Their two previous records, The Runners Four and Friend Opportunity, which saw them tweak their shambolic beginnings into tight, sample-sized jumbles of pop insouciance, garnered the band their highest marks. And they’ve been funneling their sound into all sorts of unexpected venues: staging 2004’s Milk Man as a ballet with the help of schoolchildren in North Haven, Maine; scoring and performing a silent-film soundtrack; and, most recently, “leaking” the sheet music to Offend Maggie’s lead single “Fresh Born,” with the request that fans post their covers to YouTube.
When compared with her older peers, Offend Maggie sounds loose and effortless. According to Saunier, this may have had something to do with the recent inclusion of guitarist Ed Rodriguez. “We’ve always been the type of group where everybody writes their songs separately. No jamming and no noodling. But this time we really tried to relax. . . . Ed was a big part of that because the songs he brought in were so sketchy, we had no choice but to work them out collaboratively, we had no choice but to jam.” Nowhere is that more evident than in “Snoopy Waves,” a loose, beachy track with scratchy guitars, or in their paean to sport, “Basket Ball Get Your Groove Back,” a daze of sluggish grooves punctuated by Matsuzaki’s courtside howls (“Pivot!” “Dribble!”). Even opener “The Tears and Love of Music,” with its spastic hook, settles into an easy back-and-forth after its electric start. Although there are as many sonic left turns as there are on any Deerhoof release, everything’s a little bit smoother, a little less regimented.

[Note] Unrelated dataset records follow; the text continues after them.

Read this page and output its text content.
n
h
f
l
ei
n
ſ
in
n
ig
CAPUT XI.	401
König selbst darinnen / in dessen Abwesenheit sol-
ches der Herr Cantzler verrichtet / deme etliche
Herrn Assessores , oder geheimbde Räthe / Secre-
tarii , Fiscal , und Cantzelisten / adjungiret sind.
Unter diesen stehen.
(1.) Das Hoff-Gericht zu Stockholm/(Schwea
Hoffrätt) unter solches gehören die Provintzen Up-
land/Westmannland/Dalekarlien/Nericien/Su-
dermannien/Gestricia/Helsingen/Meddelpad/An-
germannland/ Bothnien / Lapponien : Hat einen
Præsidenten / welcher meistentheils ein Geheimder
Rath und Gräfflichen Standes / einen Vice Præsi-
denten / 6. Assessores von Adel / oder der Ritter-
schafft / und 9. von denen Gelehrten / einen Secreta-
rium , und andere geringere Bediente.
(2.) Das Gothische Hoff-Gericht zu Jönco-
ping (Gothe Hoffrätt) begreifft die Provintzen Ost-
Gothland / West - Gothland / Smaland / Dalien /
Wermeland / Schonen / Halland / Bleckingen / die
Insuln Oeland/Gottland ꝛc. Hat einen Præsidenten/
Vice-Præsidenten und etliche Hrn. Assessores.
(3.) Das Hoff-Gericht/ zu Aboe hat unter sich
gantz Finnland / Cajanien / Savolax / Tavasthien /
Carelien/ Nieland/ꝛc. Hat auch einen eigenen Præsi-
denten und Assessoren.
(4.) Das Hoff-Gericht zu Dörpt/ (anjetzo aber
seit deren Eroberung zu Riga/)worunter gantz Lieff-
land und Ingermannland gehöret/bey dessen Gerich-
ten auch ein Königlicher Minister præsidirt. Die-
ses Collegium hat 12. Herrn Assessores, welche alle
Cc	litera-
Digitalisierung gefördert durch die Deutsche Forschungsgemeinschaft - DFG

Of course, many of the quintessentially Deerhoofian gestures remain: the melodies still come in at odd angles; Matsuzaki’s free-floating mewl is still front and center; every now and then a megawatt riff kicks in and sets everything straight. (That’s their oldest trick, and one they never shy away from.) Matsuzaki’s lyrics are still the non-sequitur poesy that have made the band a target of criticism. And though her subjects are left-field — there’s “Buck and Judy,” a cowboy take on the tale of Adam and Eve, and “My Purple Past,” which stars a sailor who rides horses — it’s not all tea leaves: in “Eaguru Guru,” a fidgety, harried reading of American politics can be snatched from Matsuzaki’s nervous tone and the scurrying guitar lines.
Saunier’s moonlighting as mixer and producer for the spasmodic, genre-twisting Xiu Xiu and for Matsuzaki’s side project, Oneone, proved a boost for the Offend Maggie sessions. The high-gloss production techniques that bubbled up in Reveille and permeated The Runners Four are in full force here, with every sound bristling and cooing at the right spots. “What I picked up from Jamie Stewart is sheer speed,” he says of his work with the Xiu Xiu frontman. “Everything’s on impulse with him — if I start mumbling something from the back of the room about maybe overdubbing a bass part, he’s got the bass hooked up before my sentence is even finished. I really learned a lot from that, that level of self-trust and also trust of everyone there, whatever idea they might have. Deerhoof is so much more shy, we’re always ashamed to show or tell our ideas, so everything moves at a snail’s pace by comparison.” Matsuzaki corroborates, pointing out that even as the cover art came in, the track list was being ordered and reordered. “We changed the song order million times. We do that every album, but this time we did even more.”